O ativo do BES – o que ficou da resolução aplicada ao banco de Ricardo Salgado em 2014 – era de 172 milhões de euros no fim do ano passado: “Considerando que esse ativo é insuficiente para o pagamento integral do crédito privilegiado do Fundo de Resolução, o BES não terá saldo para pagar às classes seguintes de créditos (créditos comuns e créditos subordinados)”.
Ou seja, a comissão liquidatária presidida por César Brito escreve que não havendo sequer dinheiro para pagar todo o crédito do Fundo, não terá massa para distribuir pelos restantes cerca de 5 mil credores que reclamaram ressarcimento pelos investimentos que ficaram por pagar no BES.
Rasto de destruição do banco liderado Ricardo Salgado ainda não foi apagado. Autor: Patrícia de Melo Moreira/AFP via Getty Images
Recuperação no futuro?
Apesar de dizer que não tem como pagar a credores comuns e a credores subordinados, a comissão liquidatária do BES lembra que “um dos princípios orientadores para a prossecução das finalidades da resolução e na aplicação de medidas de resolução é o de que nenhum acionista ou credor da instituição de crédito objeto de resolução pode suportar um prejuízo superior ao que suportaria caso essa instituição tivesse entrado em liquidação – o também chamado no creditor worse off principle”.
Foi contratada a Deloitte para fazer a auditoria que calculou o que receberiam os credores do BES se, a 3 de agosto de 2014, o Banco de Portugal tivesse determinado a sua liquidação imediata e não a resolução, como aconteceu. E concluiu que acionistas e os credores subordinados nada receberiam nessa situação (pelo que não têm de ser compensados), mas os credores comuns, sim, teriam nas suas mãos 31,7% do investimento. De recordar que, na resolução, a ideia era que os credores comuns passassem para o Novo Banco, mas o supervisor acabou por transferir novamente alguns dos obrigacionistas para o BES “mau” para o libertar dessas responsabilidades; e esses, diz a lei, têm de ser compensados.
Ora, os credores comuns têm de ser compensados e o legislador determina que é, precisamente, o Fundo de Resolução que tem de fazer essa compensação.
Agência do antigo BES. Autor: PATRICIA DE MELO MOREIRA/AFP via Getty Images)
Dúvidas na concretização
Quando saiu a lista de credores, o Expresso calculou em cerca de 700 milhões de euros o valor que poderia ter de ser pago, tendo em conta que é essa a percentagem de 31,7% do valor de credores seniores reconhecidos.
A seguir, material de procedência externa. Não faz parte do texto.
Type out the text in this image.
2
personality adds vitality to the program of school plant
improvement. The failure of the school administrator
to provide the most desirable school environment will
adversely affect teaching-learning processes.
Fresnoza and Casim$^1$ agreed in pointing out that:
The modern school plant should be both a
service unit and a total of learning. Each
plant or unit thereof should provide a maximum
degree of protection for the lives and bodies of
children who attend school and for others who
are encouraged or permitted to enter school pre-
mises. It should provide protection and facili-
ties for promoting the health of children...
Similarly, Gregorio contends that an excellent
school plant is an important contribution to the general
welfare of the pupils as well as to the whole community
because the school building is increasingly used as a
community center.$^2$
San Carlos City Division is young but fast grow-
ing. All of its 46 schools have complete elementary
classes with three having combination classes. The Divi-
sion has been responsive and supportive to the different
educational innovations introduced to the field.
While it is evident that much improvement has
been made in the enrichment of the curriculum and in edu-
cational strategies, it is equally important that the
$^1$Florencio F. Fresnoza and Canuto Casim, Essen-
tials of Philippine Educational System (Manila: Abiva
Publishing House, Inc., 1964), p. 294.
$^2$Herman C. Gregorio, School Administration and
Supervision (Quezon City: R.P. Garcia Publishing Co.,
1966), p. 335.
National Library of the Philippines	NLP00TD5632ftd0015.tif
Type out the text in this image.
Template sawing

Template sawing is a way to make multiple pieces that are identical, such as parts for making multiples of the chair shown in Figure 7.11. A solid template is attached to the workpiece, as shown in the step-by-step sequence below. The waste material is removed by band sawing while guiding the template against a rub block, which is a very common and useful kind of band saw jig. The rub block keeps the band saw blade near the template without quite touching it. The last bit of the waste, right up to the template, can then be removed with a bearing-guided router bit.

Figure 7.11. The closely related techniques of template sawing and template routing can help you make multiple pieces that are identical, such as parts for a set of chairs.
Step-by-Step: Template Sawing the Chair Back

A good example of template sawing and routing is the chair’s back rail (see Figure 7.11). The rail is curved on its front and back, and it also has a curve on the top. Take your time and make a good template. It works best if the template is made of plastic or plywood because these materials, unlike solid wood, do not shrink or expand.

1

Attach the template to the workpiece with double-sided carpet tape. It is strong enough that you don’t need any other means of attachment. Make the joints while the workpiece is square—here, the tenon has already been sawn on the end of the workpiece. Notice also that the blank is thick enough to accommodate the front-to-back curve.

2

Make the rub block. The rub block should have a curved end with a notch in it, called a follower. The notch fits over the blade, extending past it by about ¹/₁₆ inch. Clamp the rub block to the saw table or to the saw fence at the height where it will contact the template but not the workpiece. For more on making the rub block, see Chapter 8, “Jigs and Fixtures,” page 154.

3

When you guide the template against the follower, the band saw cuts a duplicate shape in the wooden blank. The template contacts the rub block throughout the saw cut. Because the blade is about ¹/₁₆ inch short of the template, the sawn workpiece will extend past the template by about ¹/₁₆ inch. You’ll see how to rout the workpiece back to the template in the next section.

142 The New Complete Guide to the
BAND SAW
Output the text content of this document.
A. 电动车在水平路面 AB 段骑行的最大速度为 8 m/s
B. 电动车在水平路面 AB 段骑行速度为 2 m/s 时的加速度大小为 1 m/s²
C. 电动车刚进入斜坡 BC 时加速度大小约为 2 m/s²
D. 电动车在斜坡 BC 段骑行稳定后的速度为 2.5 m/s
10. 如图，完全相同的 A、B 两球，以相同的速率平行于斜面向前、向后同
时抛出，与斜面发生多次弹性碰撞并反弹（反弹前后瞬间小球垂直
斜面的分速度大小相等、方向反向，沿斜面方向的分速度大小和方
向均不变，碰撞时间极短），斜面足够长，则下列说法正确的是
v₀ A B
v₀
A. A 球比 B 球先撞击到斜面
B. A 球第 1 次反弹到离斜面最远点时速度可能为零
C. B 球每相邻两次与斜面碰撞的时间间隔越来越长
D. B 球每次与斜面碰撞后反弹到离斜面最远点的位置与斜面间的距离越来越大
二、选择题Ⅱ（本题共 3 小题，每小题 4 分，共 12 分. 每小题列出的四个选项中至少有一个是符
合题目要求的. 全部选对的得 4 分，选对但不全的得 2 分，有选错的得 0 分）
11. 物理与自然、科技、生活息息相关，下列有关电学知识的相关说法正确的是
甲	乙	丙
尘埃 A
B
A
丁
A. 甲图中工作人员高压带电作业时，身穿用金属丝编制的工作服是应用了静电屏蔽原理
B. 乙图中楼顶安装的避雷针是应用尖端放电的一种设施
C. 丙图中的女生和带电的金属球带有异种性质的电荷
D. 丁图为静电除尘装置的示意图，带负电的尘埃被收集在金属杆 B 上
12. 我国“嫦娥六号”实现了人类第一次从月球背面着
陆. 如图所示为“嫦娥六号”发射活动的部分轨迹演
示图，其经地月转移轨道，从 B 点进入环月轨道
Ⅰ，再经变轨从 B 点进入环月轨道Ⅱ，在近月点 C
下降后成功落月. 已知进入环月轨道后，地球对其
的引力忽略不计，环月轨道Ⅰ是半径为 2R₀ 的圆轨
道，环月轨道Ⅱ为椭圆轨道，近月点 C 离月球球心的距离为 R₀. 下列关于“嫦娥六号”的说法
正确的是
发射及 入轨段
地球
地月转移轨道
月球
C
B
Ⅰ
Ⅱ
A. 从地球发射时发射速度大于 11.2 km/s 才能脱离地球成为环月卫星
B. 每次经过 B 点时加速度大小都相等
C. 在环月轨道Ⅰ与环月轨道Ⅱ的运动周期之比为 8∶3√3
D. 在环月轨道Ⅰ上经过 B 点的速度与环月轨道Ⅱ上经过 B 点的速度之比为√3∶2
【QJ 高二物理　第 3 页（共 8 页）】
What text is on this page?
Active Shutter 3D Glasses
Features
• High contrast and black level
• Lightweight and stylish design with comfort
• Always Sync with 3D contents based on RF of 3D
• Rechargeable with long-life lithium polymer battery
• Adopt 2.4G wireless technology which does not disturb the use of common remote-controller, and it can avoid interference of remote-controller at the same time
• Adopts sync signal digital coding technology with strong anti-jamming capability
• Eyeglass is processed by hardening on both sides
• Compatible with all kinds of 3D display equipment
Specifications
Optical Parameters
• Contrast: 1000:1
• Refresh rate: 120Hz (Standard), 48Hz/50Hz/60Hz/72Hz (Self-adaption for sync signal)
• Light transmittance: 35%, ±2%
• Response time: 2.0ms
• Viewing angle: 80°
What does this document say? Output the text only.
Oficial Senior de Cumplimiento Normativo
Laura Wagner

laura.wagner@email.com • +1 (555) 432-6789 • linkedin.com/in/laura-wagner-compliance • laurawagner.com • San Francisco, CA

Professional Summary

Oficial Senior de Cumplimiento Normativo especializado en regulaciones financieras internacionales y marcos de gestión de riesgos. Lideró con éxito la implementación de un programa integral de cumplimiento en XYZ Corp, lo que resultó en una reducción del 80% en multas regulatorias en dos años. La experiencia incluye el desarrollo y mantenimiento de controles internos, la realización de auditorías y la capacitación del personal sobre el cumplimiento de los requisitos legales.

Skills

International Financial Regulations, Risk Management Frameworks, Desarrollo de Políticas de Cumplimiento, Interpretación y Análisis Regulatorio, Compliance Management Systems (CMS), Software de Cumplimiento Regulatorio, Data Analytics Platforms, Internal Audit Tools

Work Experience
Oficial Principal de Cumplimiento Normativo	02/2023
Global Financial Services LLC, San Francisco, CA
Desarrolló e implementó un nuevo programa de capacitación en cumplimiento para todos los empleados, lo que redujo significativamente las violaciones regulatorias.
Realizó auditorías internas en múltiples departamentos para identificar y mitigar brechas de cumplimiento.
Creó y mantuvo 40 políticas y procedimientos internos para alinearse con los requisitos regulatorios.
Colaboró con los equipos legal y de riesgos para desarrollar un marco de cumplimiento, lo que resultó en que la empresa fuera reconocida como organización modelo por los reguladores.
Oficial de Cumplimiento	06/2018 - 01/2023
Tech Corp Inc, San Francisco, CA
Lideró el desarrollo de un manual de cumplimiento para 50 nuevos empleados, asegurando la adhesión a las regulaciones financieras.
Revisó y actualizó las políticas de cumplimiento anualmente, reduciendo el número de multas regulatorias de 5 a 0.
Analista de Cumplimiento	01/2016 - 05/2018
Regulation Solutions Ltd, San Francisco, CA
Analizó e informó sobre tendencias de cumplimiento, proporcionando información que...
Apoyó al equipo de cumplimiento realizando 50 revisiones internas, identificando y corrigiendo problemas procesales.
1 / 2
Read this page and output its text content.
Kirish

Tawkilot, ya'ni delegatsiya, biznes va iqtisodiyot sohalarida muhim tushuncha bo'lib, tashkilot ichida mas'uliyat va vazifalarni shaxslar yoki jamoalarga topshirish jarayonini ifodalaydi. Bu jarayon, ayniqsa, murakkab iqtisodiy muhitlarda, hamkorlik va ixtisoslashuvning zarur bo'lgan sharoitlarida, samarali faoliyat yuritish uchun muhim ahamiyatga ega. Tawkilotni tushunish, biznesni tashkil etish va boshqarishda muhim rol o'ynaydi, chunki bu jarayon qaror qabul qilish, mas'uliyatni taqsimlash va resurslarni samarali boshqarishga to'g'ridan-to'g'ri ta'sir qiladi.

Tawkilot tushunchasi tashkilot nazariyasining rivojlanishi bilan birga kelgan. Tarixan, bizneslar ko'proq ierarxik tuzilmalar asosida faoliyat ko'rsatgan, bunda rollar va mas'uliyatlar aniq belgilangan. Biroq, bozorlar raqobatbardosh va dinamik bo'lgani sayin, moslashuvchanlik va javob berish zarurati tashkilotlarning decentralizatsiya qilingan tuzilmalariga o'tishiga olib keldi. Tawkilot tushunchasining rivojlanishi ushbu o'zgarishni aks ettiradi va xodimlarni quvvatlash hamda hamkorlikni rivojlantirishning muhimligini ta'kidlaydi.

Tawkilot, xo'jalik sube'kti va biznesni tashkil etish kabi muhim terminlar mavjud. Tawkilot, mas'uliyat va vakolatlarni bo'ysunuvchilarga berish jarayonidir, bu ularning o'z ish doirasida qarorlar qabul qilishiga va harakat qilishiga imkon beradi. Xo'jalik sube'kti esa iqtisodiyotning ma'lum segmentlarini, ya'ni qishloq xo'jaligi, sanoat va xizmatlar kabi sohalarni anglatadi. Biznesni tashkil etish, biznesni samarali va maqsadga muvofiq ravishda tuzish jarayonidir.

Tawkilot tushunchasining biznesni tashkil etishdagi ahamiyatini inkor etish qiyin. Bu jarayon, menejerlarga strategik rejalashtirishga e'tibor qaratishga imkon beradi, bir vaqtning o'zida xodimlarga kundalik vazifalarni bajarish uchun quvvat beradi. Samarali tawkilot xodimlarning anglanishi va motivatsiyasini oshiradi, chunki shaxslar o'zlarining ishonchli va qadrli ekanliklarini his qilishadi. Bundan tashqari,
Entre os credores comuns encontravam-se, à data, grandes gestoras de ativos como a Pimco e a BlackRock, ou entidades internacionais como o BBVA e Credit Suisse, e ainda sociedades nacionais como o BIC e o Fundo de Pensões da Santa Casa da Misericórdia de Lisboa.
Porém, há dúvidas ainda sobre quando será feito (a liquidação termina já em breve, ou ainda demora), que acionistas efetivamente têm mesmo direito (só os que já eram credores a 3 de agosto de 2014 ou também quem comprou a seguir), e qual o montante exato.
“Relativamente aos credores comuns cujos créditos não foram transferidos para o Novo Banco, S. A., o direito à compensação pelo Fundo de Resolução será determinado no encerramento do processo de liquidação do BES. Até lá, haverá ainda que esclarecer um conjunto de complexas questões jurídicas e operacionais, nomeadamente quanto à titularidade do direito à compensação pelo Fundo de Resolução, pelo que, tudo considerado, não é possível, por ora, estimar o montante da compensação a pagar no encerramento da liquidação do BES”, é o que indica o Fundo de Resolução no relatório e contas relativo a 2022.
Esta é uma via que fica para os credores comuns, sendo que a justiça é a esperança para outros: há credores que se sentem lesados pela queda do BES e que esperam poder ser ressarcidos através do dinheiro que está arrestado à luz do processo-crime do BES.